Arjuna grieves the wipeout of a whole inherited framework — the settled ways, roles and disciplines a culture passes down. And the valid part is genuinely important: cultures encode hard-won wisdom in their customs — accumulated 'how to live' knowledge no single generation could rebuild from scratch. Sweep it away carelessly and a lot of good vanishes with the bad, and rebuilding takes generations. 'Tradition is just outdated cringe' is the arrogance of people who've never seen what fills the vacuum once it's gone. BUT the opposite arrogance is just as real, and it's Arjuna's: treating ALL old ways as sacred just because they're old. The key (and genuinely hard) skill is discernment — telling tradition that carries real wisdom apart from tradition that just keeps injustice alive. Some inherited stuff deserves protecting; some needs to change. The mature move rejects both reckless 'burn it all down' AND rigid 'never change anything,' and does the patient work of asking each specific custom: does this actually serve what's right, or just preserve how things happened to be? Keep what's wise, change what's unjust — and respect how much careful judgement that sorting takes.

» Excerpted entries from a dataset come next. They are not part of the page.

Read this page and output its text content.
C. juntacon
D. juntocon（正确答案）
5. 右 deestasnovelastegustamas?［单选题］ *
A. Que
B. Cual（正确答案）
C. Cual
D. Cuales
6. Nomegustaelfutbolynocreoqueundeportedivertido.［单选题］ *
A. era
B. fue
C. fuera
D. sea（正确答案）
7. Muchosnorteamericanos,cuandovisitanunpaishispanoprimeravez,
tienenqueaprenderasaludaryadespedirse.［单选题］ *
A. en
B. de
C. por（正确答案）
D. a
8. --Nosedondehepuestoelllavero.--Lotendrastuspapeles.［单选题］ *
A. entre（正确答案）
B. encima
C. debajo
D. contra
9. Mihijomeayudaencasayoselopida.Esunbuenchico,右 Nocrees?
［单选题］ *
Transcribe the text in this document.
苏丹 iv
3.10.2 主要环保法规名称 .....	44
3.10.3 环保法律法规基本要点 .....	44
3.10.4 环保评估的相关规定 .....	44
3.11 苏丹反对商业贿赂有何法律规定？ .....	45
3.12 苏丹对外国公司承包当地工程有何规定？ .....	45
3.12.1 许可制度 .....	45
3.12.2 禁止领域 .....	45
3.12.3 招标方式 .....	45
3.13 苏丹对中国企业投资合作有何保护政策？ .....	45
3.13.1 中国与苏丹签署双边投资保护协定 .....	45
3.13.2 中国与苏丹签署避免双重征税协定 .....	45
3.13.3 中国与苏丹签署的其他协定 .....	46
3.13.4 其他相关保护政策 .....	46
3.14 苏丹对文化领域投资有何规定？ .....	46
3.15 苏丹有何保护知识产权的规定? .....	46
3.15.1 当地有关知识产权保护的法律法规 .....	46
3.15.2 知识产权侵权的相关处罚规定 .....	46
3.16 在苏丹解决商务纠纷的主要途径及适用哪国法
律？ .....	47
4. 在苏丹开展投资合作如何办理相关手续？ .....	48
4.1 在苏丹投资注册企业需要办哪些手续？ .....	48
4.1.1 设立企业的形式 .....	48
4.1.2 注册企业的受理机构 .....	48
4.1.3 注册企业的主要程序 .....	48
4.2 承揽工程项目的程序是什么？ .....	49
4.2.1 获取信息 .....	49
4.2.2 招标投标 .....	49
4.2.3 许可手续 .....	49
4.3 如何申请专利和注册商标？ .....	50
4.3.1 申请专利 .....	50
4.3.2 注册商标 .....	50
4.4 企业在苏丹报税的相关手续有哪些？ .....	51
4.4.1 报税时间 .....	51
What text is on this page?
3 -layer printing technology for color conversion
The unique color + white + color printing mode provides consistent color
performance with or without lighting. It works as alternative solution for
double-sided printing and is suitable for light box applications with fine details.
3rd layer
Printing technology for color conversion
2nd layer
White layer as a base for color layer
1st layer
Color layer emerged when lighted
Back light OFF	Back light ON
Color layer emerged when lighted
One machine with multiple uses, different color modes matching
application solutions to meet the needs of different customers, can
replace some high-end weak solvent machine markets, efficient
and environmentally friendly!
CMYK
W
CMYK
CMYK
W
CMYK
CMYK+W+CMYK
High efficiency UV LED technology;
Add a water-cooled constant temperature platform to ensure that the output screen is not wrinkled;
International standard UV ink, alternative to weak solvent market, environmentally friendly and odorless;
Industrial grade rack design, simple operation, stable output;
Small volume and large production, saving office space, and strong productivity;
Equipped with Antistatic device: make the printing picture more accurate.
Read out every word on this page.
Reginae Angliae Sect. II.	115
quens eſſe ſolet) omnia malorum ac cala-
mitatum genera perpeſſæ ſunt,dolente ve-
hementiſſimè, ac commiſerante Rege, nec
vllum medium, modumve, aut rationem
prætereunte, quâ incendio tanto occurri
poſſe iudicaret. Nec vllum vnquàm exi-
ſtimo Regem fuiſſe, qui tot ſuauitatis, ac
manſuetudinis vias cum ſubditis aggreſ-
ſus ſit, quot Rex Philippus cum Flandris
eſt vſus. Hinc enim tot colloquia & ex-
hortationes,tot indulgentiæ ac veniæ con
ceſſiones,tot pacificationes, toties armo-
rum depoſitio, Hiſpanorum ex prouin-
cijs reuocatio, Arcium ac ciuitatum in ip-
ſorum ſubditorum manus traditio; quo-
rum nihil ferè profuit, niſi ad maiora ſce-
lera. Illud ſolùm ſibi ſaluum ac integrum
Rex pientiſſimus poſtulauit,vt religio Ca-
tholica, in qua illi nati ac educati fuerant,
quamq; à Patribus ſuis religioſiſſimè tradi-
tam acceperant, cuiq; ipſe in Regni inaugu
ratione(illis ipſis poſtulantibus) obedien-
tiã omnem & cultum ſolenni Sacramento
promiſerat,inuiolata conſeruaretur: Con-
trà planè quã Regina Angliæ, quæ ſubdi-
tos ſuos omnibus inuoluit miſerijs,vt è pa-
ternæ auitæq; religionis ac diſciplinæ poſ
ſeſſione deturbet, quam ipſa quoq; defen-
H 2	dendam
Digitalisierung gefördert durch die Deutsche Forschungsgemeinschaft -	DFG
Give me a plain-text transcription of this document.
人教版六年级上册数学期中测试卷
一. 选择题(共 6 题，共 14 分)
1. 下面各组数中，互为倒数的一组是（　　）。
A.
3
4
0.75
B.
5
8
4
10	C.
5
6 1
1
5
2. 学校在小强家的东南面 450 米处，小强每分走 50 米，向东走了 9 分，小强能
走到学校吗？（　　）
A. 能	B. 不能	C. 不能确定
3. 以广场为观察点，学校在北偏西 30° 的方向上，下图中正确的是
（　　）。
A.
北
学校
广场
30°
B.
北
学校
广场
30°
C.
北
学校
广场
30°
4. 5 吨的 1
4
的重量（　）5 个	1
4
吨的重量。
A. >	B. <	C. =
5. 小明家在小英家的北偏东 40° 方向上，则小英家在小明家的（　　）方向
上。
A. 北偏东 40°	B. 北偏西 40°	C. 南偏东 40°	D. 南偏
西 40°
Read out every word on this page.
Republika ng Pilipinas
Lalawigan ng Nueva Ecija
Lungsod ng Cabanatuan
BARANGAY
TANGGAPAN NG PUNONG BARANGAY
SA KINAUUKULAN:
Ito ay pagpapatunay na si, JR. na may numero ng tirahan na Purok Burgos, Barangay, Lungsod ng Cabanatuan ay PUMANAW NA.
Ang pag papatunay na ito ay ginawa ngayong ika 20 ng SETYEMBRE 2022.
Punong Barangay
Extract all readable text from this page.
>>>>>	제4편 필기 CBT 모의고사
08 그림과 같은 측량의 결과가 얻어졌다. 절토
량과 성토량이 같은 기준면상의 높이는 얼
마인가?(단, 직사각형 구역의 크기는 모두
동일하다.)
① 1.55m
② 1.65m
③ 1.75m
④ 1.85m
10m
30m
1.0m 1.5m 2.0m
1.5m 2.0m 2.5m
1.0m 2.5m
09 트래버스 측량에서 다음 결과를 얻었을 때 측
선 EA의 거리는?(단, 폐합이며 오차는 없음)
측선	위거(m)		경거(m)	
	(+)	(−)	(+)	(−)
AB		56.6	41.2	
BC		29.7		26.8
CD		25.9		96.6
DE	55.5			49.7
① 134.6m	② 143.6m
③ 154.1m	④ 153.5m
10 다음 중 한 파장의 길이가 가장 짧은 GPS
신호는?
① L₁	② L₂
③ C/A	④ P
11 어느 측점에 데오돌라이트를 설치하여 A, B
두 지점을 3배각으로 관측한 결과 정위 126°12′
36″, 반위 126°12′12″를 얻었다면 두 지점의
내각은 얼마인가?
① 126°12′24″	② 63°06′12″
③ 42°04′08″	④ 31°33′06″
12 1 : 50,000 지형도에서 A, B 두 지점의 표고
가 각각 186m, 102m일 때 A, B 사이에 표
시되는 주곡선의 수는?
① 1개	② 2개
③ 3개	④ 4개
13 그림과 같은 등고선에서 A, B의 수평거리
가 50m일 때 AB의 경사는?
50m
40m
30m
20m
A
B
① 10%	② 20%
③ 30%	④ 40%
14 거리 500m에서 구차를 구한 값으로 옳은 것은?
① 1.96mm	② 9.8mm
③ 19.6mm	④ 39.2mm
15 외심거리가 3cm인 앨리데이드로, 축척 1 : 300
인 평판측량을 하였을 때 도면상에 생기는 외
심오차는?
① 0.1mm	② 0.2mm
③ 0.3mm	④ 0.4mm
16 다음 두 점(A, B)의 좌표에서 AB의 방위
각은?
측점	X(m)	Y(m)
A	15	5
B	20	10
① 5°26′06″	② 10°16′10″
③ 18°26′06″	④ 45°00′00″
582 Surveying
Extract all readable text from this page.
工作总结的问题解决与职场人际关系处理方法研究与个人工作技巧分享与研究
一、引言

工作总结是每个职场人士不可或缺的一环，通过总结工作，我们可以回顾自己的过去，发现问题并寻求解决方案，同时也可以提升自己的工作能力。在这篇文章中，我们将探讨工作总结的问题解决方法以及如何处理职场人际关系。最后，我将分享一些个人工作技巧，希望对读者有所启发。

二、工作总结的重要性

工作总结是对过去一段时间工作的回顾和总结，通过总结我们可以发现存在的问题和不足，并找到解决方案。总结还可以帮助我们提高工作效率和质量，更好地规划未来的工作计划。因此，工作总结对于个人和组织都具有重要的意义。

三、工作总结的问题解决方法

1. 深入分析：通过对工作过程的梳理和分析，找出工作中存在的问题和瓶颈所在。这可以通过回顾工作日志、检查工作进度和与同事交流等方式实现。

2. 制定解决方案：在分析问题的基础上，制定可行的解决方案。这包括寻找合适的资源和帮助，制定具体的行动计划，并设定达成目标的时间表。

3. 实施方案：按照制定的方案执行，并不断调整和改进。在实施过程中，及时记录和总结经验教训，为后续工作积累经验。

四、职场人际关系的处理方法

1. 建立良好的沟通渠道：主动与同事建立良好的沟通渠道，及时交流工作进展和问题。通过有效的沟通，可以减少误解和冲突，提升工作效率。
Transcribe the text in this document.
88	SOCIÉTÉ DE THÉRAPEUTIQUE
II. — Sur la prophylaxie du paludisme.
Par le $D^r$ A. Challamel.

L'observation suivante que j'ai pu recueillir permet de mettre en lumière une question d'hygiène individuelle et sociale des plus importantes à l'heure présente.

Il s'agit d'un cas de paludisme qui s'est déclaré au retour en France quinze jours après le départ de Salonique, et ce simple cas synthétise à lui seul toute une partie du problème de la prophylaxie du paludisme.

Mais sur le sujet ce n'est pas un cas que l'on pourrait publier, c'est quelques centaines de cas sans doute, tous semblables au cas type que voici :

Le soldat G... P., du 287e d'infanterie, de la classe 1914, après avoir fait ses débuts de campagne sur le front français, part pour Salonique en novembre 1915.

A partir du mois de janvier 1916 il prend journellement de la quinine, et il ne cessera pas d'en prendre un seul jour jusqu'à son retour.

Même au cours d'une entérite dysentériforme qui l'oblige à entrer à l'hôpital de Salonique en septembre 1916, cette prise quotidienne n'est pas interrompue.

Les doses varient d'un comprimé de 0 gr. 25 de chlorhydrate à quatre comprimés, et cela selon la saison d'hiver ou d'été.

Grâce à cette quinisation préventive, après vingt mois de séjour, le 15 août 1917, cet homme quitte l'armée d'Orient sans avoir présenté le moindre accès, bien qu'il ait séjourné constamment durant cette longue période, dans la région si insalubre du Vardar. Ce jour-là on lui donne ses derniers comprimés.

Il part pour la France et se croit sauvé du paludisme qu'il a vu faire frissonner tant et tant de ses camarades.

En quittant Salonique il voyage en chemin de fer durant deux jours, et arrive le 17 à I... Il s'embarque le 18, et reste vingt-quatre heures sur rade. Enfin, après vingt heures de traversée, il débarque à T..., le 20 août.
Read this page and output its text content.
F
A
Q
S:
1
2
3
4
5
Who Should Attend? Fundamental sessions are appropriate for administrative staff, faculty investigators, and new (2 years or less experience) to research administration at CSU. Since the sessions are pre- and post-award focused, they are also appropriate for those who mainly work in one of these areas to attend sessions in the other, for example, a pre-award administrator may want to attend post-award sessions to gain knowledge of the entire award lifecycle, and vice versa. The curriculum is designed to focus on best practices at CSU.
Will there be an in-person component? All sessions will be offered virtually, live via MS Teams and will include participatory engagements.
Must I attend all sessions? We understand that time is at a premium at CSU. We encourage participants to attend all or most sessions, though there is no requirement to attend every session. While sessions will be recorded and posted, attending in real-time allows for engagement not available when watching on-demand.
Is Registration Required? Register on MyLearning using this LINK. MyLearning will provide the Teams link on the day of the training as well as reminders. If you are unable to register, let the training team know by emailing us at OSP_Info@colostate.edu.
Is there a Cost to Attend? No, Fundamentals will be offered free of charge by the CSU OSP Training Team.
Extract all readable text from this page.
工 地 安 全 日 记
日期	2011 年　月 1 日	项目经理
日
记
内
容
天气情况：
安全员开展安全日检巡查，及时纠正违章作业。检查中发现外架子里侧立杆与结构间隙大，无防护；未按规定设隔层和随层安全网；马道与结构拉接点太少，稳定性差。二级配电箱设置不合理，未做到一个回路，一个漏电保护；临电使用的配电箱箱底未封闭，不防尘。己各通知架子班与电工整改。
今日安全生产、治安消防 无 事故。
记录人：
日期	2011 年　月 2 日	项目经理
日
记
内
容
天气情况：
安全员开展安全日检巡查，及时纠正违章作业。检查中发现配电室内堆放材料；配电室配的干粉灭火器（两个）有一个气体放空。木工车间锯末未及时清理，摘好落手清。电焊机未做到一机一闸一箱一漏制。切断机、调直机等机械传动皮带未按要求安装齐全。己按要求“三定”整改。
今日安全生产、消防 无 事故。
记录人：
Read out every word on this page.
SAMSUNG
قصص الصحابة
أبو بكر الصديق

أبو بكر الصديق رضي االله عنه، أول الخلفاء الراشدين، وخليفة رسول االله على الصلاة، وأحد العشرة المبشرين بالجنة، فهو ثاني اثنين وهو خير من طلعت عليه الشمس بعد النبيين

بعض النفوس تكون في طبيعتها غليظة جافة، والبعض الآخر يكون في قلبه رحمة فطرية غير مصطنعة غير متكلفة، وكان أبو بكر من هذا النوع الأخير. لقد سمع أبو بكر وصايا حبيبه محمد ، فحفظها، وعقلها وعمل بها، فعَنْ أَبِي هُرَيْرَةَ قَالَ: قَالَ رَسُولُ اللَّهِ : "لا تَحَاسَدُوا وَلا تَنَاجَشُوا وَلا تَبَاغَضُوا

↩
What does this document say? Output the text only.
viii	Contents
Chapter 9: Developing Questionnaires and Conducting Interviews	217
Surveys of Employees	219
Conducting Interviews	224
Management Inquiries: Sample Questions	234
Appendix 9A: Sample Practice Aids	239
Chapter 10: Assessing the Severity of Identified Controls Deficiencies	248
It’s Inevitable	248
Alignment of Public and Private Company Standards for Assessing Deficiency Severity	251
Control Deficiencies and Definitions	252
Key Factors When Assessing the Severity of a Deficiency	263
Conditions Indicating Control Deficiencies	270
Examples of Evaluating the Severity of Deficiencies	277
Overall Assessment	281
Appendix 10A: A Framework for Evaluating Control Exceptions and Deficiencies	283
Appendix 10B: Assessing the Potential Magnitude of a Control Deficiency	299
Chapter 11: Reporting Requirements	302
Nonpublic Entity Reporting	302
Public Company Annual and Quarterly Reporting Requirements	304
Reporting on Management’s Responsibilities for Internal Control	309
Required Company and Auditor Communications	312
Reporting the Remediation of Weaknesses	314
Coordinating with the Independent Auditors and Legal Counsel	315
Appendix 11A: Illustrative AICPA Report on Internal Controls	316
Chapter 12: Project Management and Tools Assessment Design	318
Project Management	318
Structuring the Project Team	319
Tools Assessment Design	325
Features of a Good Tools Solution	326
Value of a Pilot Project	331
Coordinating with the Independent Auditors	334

What does Bhagavad Gita 1.43 mean explained simply for kids?
Arjuna is sad that war could wipe out all the customs and good ways his community has followed for a very long time. He has a fair point: families and cultures learn helpful lessons over many years, and it would be sad to lose all of them at once. But not every old custom is a good one — some old rules can be unfair. The wise thing is to keep the customs that are kind and helpful, and gently change the ones that aren't, instead of saying ALL old things are good or ALL old things are bad.
Related shlokas
Chapter context
On the field of Kurukshetra, Arjuna surveys both armies and is overcome with grief and moral confusion at the prospect of fighting his own kinsmen, teachers and elders. He lays down his bow, unwilling to fight.